Pari, à-venir

Bénédiction : je parie sur ton avenir, sans préjuger de ce qu’il sera

Il ne s’agit pas seulement de parier sur un avenir inconnu, il s’agit de parier sur ton avenir, le tien. Qui es-tu ? Justement, celui qui fera advenir cela, ce qui est à-venir, et dont je n’ai aucune idée. J’ai confiance, sans ignorer que l’avenir peut décevoir. On ne ne sait jamais à l’avance si une phrase, une simple phrase, se transformera en bénédiction ou en malédiction. Elle peut être l’une et l’autre, être l’une ou l’autre, et elles peuvent aussi se succéder, se mélanger, s’annihiler. Quoiqu’il en soit je me retire devant toi, mais je ne t’abandonne pas. La posture est compliquée, contradictoire. Je te soutiens, je te porte, mais c’est toi qui me dirige, qui m’oriente. Tu n’es pas mon guide, tu es le risque que je prends – et je te remercie pour m’y inviter, car sans toi je resterais sur le même chemin. Quant à toi, tu emprunteras la voie qu’il t’est donné d’emprunter. Il ne me sera pas donné de t’y suivre, et d’ailleurs je n’essaierai pas. Je bifurquerai grâce à toi, sur une autre route. 

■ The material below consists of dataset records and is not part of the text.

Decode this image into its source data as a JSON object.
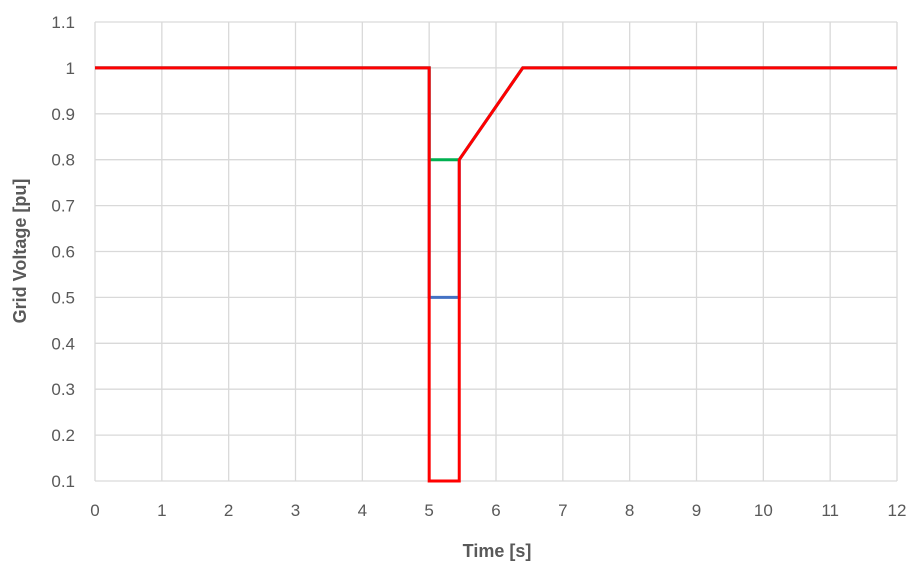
{
  "chart_data": {
    "type": "line",
    "title": "",
    "xlabel": "Time [s]",
    "ylabel": "Grid Voltage [pu]",
    "xlim": [
      0,
      12
    ],
    "ylim": [
      0.1,
      1.1
    ],
    "x_ticks": [
      "0",
      "1",
      "2",
      "3",
      "4",
      "5",
      "6",
      "7",
      "8",
      "9",
      "10",
      "11",
      "12"
    ],
    "y_ticks": [
      "0.1",
      "0.2",
      "0.3",
      "0.4",
      "0.5",
      "0.6",
      "0.7",
      "0.8",
      "0.9",
      "1",
      "1.1"
    ],
    "grid": true,
    "legend": "none",
    "series": [
      {
        "color": "#00b050",
        "points": [
          [
            0,
            1
          ],
          [
            5,
            1
          ],
          [
            5,
            0.8
          ],
          [
            5.45,
            0.8
          ],
          [
            6.4,
            1
          ],
          [
            12,
            1
          ]
        ]
      },
      {
        "color": "#4472c4",
        "points": [
          [
            0,
            1
          ],
          [
            5,
            1
          ],
          [
            5,
            0.5
          ],
          [
            5.45,
            0.5
          ],
          [
            5.45,
            0.8
          ],
          [
            6.4,
            1
          ],
          [
            12,
            1
          ]
        ]
      },
      {
        "color": "#ff0000",
        "points": [
          [
            0,
            1
          ],
          [
            5,
            1
          ],
          [
            5,
            0.1
          ],
          [
            5.45,
            0.1
          ],
          [
            5.45,
            0.8
          ],
          [
            6.4,
            1
          ],
          [
            12,
            1
          ]
        ]
      }
    ]
  }
}
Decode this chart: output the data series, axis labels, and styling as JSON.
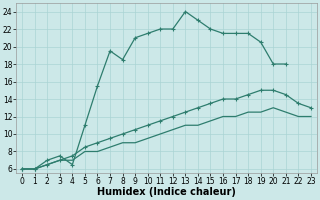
{
  "xlabel": "Humidex (Indice chaleur)",
  "bg_color": "#cce8e8",
  "line_color": "#2e7d6e",
  "xlim": [
    -0.5,
    23.5
  ],
  "ylim": [
    5.5,
    25.0
  ],
  "xticks": [
    0,
    1,
    2,
    3,
    4,
    5,
    6,
    7,
    8,
    9,
    10,
    11,
    12,
    13,
    14,
    15,
    16,
    17,
    18,
    19,
    20,
    21,
    22,
    23
  ],
  "yticks": [
    6,
    8,
    10,
    12,
    14,
    16,
    18,
    20,
    22,
    24
  ],
  "line1_x": [
    0,
    1,
    2,
    3,
    4,
    5,
    6,
    7,
    8,
    9,
    10,
    11,
    12,
    13,
    14,
    15,
    16,
    17,
    18,
    19,
    20,
    21
  ],
  "line1_y": [
    6,
    6,
    7,
    7.5,
    6.5,
    11,
    15.5,
    19.5,
    18.5,
    21,
    21.5,
    22,
    22,
    24,
    23,
    22,
    21.5,
    21.5,
    21.5,
    20.5,
    18,
    18
  ],
  "line2_x": [
    0,
    1,
    2,
    3,
    4,
    5,
    6,
    7,
    8,
    9,
    10,
    11,
    12,
    13,
    14,
    15,
    16,
    17,
    18,
    19,
    20,
    21,
    22,
    23
  ],
  "line2_y": [
    6,
    6,
    6.5,
    7,
    7.5,
    8.5,
    9,
    9.5,
    10,
    10.5,
    11,
    11.5,
    12,
    12.5,
    13,
    13.5,
    14,
    14,
    14.5,
    15,
    15,
    14.5,
    13.5,
    13
  ],
  "line3_x": [
    0,
    1,
    2,
    3,
    4,
    5,
    6,
    7,
    8,
    9,
    10,
    11,
    12,
    13,
    14,
    15,
    16,
    17,
    18,
    19,
    20,
    21,
    22,
    23
  ],
  "line3_y": [
    6,
    6,
    6.5,
    7,
    7,
    8,
    8,
    8.5,
    9,
    9,
    9.5,
    10,
    10.5,
    11,
    11,
    11.5,
    12,
    12,
    12.5,
    12.5,
    13,
    12.5,
    12,
    12
  ],
  "grid_color": "#aad4d4",
  "font_size_label": 7,
  "font_size_tick": 5.5
}
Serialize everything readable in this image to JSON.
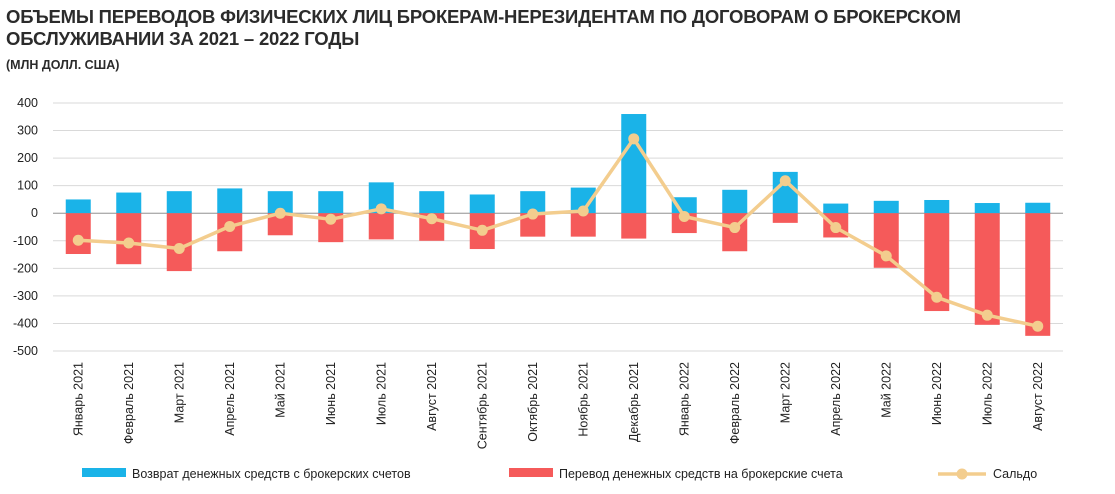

C’est ce que fait Alexandre dans Le Sacrifice d’Andreï Tarkovski (1986), en se retirant devant son fils dit Petit Garçon, qui n’a pas encore de nom. Il ne lui aura offert que des doutes, des récits sans suite et des arbres morts. Même son nom, il ne le lui aura pas donné, car il sait qu’il devra le recevoir plus tard, en fonction de ce qu’il sera, de la singularité qui le définira. Le film montre l’extrême difficulté à avoir confiance en l’avenir d’un autre, sans vouloir le déterminer et sans y être déterminé soi-même. Alexandre va très loin. Pour affirmer la liberté et surtout la liberté de son fils, il détruit sa vie confortable, fait brûler sa propre maison, se fait passer pour un fou. C’est le prix à payer pour dire « oui » à l’avenir d’un autre. Dans le film de Krzysztof Kieślowski, Rouge (1994), Joseph Kern, juge à la retraite qui a le sentiment de revivre sa propre vie, s’efface lui aussi devant Auguste Brunner, qui partagera peut-être un jour sa vie avec celle qu’il voudrait protéger, accompagner, Valentine Dussaut. Joseph réve l’avenir de Valentine, mais ne l’enferme pas dans un destin préétabli. Ce sera à elle de choisir. Sans doute ne reverra-t-elle jamais le vieux juge, mais sa relation avec lui ne disparaîtra pas. Elle vivra aussi, en partie, de manière ineffaçable, en mémoire de… Tel est le paradoxe de la bénédiction : elle influence pour libérer, elle laisse sa marque pour qu’une marque ne soit plus jamais déterminante. Il faut pleinement exister avec ce paradoxe.